The Factory Procedure

With these systems, the correct way to bleed the ENTIRE vehicle is to employ a Dealer service tool (it usually looks like a Nintendo GameBoy) that allows you to cycle the ABS valves and/or the pump motor WHILE you are bleeding the brakes. In effect, this allows you to open the hidden passages in order to purge the fluid completely. Fresh fluid is then drawn into the ABS unit, and the old stuff can be flushed away with the rest of the mess. Nothing to it.

The end result takes a little more time than a conventional bleed, and requires you use a little more fluid, but looks like this:

Step 1 – Manually bleed RR, LR, RF, LF brakes

Step 2 – Install service tool and cycle all valves and/or pumps

Step 3 – Manually bleed RR, LR, RF, and LF brakes again

You end up having bled the system twice, but this is necessary to ensure that fresh fluid – and NOT used fluid – is drawn into the unit the next time that the ABS valves (and/or pump) are cycled.

The 75% Answer

The last 25% of course is “does my car have these mysterious hidden passages?” That’s for you to find out, but the following information should be useful in your quest for ABS knowledge.

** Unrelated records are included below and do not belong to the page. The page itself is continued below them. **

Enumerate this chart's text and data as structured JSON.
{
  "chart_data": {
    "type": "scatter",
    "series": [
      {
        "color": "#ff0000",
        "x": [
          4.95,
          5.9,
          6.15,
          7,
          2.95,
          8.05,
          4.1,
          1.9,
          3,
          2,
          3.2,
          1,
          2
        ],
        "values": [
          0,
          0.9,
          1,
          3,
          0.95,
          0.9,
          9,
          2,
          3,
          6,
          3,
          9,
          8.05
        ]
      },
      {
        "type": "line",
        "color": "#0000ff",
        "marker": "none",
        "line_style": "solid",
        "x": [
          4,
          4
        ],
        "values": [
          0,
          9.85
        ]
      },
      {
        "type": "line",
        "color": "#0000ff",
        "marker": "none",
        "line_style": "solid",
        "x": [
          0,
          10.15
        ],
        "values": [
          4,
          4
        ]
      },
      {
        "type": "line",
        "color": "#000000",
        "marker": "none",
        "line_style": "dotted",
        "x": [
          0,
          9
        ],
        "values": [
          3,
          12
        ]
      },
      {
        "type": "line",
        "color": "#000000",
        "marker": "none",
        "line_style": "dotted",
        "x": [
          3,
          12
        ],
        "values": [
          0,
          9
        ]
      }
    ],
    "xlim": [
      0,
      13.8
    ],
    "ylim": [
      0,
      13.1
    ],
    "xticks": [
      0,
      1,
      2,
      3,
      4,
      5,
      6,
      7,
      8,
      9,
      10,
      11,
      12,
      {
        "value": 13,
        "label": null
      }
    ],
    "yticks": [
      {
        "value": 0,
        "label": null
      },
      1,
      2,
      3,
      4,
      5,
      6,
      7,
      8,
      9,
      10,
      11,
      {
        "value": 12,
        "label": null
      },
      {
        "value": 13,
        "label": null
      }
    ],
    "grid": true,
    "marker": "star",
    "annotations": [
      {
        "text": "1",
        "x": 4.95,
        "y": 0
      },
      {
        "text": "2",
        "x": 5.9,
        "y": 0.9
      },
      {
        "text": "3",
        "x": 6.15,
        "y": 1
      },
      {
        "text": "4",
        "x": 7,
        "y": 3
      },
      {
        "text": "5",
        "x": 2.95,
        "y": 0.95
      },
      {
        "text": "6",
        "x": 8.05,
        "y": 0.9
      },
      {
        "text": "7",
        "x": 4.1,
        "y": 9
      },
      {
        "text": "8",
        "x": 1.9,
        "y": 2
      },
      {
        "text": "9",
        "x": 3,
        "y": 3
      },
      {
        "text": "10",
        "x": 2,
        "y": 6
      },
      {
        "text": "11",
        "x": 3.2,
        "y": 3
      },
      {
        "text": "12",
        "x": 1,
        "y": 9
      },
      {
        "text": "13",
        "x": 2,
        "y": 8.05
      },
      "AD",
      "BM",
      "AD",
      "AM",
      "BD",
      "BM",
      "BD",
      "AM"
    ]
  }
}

As with any technology, manufacturers have produced several types of ABS over the years, and listing them all is simply not possible. In general, the most recent ABS product offerings – Bosch ABS 5.7, Bosch ABS 5.3, Continental MK25, Delphi’s DBC7 – all DO have the hidden passages and would require the procedure listed above. However, you cannot always rely on this generalization alone.

Our advice? Make a phone call to your local service department asking what their procedure is to bleed the brakes WHEN A NEW ABS UNIT IS INSTALLED (as opposed to when they change a caliper). If they claim that they need to cycle the ABS, it’s a good bet that you need to also.

But What If I Don’t Have The Dealer Service Tool?

If you really feel the need to cycle the valves, but do not have access to a service tool (or if the dealer is not willing to loan theirs) you COULD just replace Step #2 above with “go driving and slam on the brakes a few times to make the ABS work” to purge the used fluid from the unit. This is usually NOT the most efficient nor socially responsible solution (we’re not endorsing slamming on your brakes on public roads), though it seems to work just fine. You still need to bleed the car a second time, but it saves you from procuring the service tool.

But what about when I’m at the track?

Remember that this is the process for FLUSHING AND FILLING YOUR ENTIRE SYSTEM. If you are only replacing a caliper or performing any other operation where you are simply trying to bleed vapor and/or used fluid from the wheel-end components (like after a hard day of lapping,) you need only to bleed the brakes as you normally would…ala Step #1 above.

There is no reason to cycle the ABS if all you are simply trying to do is get vapor out of the calipers. For this reason, if you flush and fill your system only once per year, the rest of the time you will not need to perform the ABS cycling procedure…or worry about the service tool at all.